One of the more interesting recent developments in federal procedural law has been the new "plausibility" pleading standard set forth in the twin Supreme Court decisions in Twombly and Iqbal. Over the past year, we have been successful in using this new pleading standard to win motions to dismiss in certain cases, and we have also watched the appellate courts reshape the pleading landscape in a few important ways.

APPLICATION OF THE NEW PLEADING STANDARD

After the U.S. Supreme Court announced in Bell Atlantic v. Twombly, 550 U.S. 544 (2007) the new standard that a plaintiff must plead enough facts to "nudge[] their claims across the line from conceivable to plausible," it subsequently decided Ashcroft v. Iqbal, ___ U.S. ___, 129 S.Ct. 1937 (2009), which reaffirmed this new standard and its applicability to all civil cases.

Since then, we have found that the "plausibility" pleading standard can be successfully employed at the outset of a case to clarify the pleadings and put a plaintiff to the test of stating a facially plausible basis for his or her claims. In pharmaceutical products liability litigation, for example, we have successfully used "Twiqbal" motions to force proper product identification before the action can continue on the merits.

Specifically, in cases where plaintiffs have sued a group of potentially liable defendants without first identifying which defendant is responsible for the drug at issue, courts have regularly granted our motions to dismiss, holding that plaintiffs' generic pleading of the same allegations against all defendants is insufficient. For example, in Timmons v. Linvatec Corp., 2010 U.S. Dist. LEXIS 14057 (C.D. Cal. Feb. 9, 2010), the court granted defendants' motion to dismiss because plaintiffs failed to identify the pharmaceutical defendant responsible for the drug at issue, relying instead on allegations asserted against multiple pharmaceutical defendants.

Similarly, in Adams v. I-Flow Corp., 2010 U.S. Dist. LEXIS 33066 (C.D. Cal. Mar. 30, 2010), we represented one of 22 named defendants in a case involving personal injury, negligence, and fraud claims brought by 141 individual plaintiffs. These 141 plaintiffs had undergone surgeries at different times, in different hospitals, in 37 states and in Canada, that were performed by different surgeons over a span of 10 years. We moved to dismiss plaintiffs' complaint for failure to meet the federal pleading standards, and the court agreed with us, holding that "the Complaint never specifies that any one of the defendants, as opposed to the other 21 defendants, caused each plaintiff's claimed injury. As such, plaintiffs plead nothing more than the sheer possibility that any particular defendant might have manufactured the product that allegedly injured each plaintiff." Accordingly, the claims of all 141 plaintiffs were dismissed, and—to date—have not been re-filed against our client.

We have filed similar motions in similar cases in at least seven different states.
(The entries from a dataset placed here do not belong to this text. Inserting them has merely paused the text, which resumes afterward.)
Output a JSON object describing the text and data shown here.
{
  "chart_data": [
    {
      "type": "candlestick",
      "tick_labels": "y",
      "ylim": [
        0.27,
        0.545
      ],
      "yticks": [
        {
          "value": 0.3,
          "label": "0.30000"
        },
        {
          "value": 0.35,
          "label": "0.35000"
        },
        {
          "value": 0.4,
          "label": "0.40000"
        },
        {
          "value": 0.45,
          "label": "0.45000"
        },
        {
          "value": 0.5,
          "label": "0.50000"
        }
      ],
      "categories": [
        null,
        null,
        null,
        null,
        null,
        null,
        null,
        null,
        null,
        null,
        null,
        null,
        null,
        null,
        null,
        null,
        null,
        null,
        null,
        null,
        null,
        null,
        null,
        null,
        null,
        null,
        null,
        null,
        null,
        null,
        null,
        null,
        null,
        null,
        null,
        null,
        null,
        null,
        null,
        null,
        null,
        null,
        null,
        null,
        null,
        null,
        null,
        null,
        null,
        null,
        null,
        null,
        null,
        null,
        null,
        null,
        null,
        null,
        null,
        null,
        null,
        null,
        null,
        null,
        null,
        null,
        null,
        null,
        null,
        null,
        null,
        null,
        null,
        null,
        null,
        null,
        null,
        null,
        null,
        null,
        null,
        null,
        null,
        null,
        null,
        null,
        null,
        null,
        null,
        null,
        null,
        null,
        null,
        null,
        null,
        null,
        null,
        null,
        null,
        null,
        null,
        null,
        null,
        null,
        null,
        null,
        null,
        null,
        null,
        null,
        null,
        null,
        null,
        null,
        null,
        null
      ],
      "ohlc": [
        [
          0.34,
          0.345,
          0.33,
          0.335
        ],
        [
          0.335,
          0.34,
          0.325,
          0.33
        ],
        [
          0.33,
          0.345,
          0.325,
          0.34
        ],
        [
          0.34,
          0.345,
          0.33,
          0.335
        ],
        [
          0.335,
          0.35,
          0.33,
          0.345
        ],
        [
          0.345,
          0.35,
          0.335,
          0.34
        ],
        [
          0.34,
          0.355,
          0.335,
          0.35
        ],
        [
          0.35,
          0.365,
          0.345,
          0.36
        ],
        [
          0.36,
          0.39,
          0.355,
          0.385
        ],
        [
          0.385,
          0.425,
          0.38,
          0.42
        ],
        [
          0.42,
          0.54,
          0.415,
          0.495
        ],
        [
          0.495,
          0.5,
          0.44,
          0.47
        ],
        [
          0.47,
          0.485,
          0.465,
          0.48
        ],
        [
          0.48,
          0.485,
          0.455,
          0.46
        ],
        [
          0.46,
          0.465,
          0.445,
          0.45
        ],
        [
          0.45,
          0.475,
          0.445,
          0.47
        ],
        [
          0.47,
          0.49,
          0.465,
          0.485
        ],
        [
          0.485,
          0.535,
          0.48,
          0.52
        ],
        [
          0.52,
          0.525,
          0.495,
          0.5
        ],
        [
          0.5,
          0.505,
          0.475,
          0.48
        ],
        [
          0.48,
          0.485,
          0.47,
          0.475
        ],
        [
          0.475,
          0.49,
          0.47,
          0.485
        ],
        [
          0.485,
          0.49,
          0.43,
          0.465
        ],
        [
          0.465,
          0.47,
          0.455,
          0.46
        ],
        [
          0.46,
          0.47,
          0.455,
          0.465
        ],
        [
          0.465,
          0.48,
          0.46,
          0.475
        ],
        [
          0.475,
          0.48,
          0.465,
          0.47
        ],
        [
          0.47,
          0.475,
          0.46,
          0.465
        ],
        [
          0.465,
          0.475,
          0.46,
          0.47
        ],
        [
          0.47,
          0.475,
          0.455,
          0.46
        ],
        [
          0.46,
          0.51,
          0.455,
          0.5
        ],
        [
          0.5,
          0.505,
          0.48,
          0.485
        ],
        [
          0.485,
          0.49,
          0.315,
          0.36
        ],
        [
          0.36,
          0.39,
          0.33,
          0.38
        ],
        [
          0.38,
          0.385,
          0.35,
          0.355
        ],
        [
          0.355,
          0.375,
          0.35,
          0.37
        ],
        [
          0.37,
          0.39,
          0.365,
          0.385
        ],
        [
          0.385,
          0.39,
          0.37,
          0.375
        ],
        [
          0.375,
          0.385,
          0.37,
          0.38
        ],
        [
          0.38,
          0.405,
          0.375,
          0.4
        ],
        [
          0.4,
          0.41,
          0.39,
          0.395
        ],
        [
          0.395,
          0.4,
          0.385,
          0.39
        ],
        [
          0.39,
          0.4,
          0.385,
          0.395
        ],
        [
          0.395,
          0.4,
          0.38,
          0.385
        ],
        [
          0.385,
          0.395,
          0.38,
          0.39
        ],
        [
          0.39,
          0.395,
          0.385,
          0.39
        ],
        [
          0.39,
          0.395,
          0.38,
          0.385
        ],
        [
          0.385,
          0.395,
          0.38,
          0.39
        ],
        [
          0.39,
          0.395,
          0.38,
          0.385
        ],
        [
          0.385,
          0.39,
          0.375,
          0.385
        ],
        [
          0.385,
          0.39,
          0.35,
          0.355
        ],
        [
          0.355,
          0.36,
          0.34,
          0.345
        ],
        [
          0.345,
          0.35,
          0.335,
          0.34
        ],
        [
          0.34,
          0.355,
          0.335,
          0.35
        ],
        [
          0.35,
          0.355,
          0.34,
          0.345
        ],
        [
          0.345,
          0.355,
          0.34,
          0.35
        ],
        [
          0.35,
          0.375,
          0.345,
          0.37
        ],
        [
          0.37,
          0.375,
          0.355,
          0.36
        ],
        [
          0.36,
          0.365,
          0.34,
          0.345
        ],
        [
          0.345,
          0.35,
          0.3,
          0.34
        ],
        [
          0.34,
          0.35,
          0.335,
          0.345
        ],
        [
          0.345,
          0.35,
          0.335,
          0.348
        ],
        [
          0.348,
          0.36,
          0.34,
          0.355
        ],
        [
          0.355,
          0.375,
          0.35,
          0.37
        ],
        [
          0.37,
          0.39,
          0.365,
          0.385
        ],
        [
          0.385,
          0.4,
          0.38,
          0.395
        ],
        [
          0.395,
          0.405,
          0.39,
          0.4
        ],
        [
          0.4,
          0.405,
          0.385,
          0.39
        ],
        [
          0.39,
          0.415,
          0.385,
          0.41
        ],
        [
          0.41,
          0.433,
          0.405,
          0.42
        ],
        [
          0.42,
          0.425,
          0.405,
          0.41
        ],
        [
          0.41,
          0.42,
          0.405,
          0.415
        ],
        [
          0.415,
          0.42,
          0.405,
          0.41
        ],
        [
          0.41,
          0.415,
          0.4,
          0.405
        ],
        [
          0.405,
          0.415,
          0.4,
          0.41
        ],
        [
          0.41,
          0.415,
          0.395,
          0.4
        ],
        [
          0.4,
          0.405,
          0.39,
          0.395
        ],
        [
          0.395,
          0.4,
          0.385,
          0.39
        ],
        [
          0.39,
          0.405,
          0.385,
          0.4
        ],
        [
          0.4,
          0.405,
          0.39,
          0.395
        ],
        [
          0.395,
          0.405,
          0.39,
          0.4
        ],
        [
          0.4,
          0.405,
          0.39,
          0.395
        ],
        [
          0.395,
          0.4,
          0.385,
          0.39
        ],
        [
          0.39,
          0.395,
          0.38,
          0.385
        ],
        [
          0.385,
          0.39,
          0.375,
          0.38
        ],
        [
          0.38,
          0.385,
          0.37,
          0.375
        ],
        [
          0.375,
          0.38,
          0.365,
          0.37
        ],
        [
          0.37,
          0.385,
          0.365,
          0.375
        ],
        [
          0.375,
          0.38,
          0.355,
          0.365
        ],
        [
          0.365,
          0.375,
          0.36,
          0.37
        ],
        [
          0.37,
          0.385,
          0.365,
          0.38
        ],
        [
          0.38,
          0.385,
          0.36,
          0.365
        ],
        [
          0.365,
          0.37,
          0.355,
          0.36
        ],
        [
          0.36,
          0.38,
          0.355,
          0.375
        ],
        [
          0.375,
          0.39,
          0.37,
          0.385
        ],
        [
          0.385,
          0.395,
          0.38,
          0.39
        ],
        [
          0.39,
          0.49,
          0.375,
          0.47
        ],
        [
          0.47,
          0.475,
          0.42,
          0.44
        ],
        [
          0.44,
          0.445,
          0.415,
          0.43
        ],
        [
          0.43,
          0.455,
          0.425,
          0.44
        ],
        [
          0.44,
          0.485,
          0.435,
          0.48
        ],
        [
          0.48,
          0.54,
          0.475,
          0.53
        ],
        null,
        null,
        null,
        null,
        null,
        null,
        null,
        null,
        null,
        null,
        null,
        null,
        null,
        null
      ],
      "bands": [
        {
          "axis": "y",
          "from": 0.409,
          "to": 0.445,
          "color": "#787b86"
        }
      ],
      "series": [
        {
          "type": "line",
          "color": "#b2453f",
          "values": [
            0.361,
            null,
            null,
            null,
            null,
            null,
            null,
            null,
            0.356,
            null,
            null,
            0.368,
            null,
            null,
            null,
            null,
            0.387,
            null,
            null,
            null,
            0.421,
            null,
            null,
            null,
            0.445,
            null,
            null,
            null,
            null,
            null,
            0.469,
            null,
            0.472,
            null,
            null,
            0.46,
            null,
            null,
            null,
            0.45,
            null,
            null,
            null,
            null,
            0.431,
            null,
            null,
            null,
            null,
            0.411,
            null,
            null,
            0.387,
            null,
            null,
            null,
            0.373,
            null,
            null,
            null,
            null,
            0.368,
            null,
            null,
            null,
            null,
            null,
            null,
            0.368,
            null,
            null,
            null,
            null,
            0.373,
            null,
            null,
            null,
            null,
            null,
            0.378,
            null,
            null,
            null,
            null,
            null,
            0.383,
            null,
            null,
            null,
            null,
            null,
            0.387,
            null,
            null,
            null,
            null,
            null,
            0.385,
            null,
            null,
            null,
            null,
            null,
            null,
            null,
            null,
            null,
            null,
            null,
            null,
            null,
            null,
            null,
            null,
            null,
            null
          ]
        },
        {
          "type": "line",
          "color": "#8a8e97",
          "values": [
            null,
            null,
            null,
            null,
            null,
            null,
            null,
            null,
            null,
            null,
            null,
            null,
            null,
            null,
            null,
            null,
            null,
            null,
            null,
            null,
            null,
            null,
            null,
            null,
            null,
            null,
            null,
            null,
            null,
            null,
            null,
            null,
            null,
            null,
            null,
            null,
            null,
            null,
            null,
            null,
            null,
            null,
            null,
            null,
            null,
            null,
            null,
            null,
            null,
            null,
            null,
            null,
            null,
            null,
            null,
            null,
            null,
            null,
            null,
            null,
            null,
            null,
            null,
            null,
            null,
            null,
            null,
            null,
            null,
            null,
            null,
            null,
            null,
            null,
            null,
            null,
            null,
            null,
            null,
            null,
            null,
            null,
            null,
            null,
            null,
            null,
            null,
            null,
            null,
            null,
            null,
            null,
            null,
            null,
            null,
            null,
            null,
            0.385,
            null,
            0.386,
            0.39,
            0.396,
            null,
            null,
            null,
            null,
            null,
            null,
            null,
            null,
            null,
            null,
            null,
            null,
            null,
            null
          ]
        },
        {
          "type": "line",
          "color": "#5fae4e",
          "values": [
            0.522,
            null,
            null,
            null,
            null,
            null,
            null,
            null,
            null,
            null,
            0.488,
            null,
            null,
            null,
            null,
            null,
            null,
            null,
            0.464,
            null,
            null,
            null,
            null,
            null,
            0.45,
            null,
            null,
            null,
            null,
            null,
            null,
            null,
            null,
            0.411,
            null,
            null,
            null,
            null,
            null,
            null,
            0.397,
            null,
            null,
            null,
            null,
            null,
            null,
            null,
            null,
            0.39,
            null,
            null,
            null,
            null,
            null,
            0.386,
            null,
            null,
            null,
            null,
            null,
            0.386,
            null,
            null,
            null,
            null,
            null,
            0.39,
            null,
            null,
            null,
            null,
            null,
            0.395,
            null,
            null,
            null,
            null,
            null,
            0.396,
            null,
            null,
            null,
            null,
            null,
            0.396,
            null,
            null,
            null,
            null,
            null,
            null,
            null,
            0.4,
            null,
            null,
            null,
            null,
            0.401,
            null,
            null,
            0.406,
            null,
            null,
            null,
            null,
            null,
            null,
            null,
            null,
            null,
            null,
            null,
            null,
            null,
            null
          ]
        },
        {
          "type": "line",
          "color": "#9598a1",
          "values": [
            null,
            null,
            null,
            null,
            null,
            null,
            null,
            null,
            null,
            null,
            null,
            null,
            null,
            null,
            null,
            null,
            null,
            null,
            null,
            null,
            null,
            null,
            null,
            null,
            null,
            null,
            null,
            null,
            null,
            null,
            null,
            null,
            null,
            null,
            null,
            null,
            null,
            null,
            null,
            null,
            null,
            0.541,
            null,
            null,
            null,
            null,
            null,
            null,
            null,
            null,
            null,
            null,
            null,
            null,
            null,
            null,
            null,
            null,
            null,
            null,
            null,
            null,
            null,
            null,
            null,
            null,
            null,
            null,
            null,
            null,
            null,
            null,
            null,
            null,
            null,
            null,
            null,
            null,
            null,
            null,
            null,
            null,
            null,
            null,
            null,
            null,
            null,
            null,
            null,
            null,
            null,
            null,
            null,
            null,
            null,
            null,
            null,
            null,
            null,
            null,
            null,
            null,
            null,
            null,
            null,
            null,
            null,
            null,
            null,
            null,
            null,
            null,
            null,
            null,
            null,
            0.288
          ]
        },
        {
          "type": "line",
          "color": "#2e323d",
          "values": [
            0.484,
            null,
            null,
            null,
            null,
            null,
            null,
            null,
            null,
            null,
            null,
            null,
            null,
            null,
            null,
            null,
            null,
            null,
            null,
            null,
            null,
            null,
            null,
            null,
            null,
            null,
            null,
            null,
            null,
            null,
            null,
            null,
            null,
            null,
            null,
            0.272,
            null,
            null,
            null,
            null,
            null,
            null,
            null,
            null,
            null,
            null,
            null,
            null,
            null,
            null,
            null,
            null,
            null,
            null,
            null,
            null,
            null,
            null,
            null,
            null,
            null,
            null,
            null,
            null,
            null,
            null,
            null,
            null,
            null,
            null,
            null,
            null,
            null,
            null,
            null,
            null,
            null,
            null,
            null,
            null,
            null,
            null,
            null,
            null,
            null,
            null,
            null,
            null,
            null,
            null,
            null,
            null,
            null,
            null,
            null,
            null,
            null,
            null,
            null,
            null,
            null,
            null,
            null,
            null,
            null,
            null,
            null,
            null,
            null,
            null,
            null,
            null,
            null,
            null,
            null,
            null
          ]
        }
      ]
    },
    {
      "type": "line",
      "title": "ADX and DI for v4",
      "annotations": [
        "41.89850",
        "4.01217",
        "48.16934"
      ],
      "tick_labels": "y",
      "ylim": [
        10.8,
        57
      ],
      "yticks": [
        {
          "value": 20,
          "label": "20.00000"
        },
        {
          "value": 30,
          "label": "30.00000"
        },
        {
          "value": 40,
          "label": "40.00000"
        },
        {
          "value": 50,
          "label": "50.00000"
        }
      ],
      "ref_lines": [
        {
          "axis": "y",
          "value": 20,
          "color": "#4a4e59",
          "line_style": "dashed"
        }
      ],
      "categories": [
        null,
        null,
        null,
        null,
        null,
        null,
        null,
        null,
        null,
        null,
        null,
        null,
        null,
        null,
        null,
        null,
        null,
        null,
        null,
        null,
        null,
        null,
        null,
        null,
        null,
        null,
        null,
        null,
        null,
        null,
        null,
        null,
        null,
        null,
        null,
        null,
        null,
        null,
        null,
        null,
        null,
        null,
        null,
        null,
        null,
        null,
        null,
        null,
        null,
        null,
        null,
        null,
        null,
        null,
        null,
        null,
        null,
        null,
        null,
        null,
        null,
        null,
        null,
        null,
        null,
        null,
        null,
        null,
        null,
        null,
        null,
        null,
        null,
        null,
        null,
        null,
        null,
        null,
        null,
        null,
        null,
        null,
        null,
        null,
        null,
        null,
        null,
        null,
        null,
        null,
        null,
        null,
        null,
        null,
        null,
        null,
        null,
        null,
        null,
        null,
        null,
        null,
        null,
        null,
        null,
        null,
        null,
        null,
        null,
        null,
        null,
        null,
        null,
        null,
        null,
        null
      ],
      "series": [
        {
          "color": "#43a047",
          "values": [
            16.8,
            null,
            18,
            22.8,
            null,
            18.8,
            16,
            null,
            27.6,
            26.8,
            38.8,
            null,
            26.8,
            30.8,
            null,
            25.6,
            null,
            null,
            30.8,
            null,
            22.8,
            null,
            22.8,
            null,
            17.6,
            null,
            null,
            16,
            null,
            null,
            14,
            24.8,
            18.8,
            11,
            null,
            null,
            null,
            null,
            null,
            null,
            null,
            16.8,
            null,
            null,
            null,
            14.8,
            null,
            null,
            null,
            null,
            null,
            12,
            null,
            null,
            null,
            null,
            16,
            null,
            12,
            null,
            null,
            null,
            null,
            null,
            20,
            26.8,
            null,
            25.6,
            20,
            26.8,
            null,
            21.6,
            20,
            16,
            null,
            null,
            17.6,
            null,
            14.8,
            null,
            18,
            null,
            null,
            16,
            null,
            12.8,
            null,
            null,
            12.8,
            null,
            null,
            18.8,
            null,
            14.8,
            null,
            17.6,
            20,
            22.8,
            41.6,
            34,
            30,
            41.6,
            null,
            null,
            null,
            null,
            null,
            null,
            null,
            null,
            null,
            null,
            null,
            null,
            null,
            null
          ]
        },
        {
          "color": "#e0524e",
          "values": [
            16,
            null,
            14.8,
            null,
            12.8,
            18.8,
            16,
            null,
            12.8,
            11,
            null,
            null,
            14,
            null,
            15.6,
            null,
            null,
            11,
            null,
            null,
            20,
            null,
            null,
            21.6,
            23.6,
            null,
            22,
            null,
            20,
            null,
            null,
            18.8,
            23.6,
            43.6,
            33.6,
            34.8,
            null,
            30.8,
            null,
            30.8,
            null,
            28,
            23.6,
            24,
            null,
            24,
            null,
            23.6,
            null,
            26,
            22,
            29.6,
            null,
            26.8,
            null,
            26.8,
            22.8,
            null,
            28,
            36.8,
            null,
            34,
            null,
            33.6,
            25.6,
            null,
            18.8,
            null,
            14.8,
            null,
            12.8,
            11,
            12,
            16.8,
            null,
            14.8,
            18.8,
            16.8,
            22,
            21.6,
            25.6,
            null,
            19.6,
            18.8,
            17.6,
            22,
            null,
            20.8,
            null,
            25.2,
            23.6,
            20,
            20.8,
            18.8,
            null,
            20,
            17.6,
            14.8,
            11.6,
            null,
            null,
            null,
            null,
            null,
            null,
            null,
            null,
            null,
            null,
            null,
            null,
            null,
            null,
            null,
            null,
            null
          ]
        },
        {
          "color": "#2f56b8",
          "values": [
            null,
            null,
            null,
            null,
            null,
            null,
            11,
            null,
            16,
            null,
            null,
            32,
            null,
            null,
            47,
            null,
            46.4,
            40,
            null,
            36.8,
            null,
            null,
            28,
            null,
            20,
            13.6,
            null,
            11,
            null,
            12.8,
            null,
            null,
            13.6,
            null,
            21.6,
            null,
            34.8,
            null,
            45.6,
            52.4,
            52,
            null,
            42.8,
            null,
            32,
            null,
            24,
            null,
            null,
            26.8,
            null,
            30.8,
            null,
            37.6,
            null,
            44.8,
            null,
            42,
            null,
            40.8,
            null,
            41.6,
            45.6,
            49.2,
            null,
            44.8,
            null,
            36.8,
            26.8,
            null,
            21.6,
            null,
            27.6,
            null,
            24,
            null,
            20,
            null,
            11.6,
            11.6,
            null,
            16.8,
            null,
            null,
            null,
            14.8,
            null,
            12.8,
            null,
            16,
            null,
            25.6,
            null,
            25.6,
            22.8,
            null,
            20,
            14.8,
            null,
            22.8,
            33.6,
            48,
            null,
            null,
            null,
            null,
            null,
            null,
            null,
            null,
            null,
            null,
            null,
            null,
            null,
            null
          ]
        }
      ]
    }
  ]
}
While not all have been successful, the majority have resulted in dismissal, with courts telling plaintiffs to improve the specificity of their pleading before re-filing. In one instance, when plaintiffs failed to submit any opposition to our "Twiqbal" motion within the time provided by the court, the Arizona District Court judge promptly dismissed plaintiffs' claims, without leave to amend.

While courts will typically grant these motions with leave for plaintiffs to amend their complaints, the practical effect for our clients is that they avoid having to respond to discovery or proceed beyond the pleading stage unless and until they are actually identified as a proper defendant. Moreover, in some instances, we have seen plaintiffs decide to drop their claims against entire groups of defendants where they decide the product identification effort is too difficult.

In evaluating whether to bring a motion to dismiss at the outset of the case, it is still important to keep in mind that the heightened pleading standard is not a "mini summary judgment" motion. The district courts will not find facts or weigh the credibility of factual allegations. Recent cases have shown that appellate courts are ready to remind district courts that plaintiffs' allegations are assumed to be true if they are facially plausible and not merely legal conclusions. Judges are looking for well-pleaded facts, not deciding facts in a Rule 12(b)(6) motion. Accordingly, if a plaintiff has set out sufficiently "plausible" allegations, regardless of their veracity, a motion to dismiss is not likely to succeed.

RECENT PATTERNS IN JUDICIAL APPLICATION OF THE NEW PLEADING STANDARD

The appellate courts have reshaped the post-Twombly and -Iqbal landscape in three important ways:

  1. rather than developing a pleading standard specific to a particular area of law, the majority of the circuits have taken a context-specific approach to the evaluation of the sufficiency of pleadings, while also policing lower court decisions that have been too lenient or too aggressive in applying the new "plausibility" standard;
  2. most appellate courts seem to apply the new pleading standards more leniently with pro se plaintiffs or when the claim at issue is deemed not to require detailed pleading; and
  3. after initially being split on the issue, the recent trend is for courts to reject application of the Twombly and Iqbal standard to pleading of affirmative defenses.

Because of the generality of this update, the information provided herein may not be applicable in all situations and should not be acted upon without specific legal advice based on particular situations.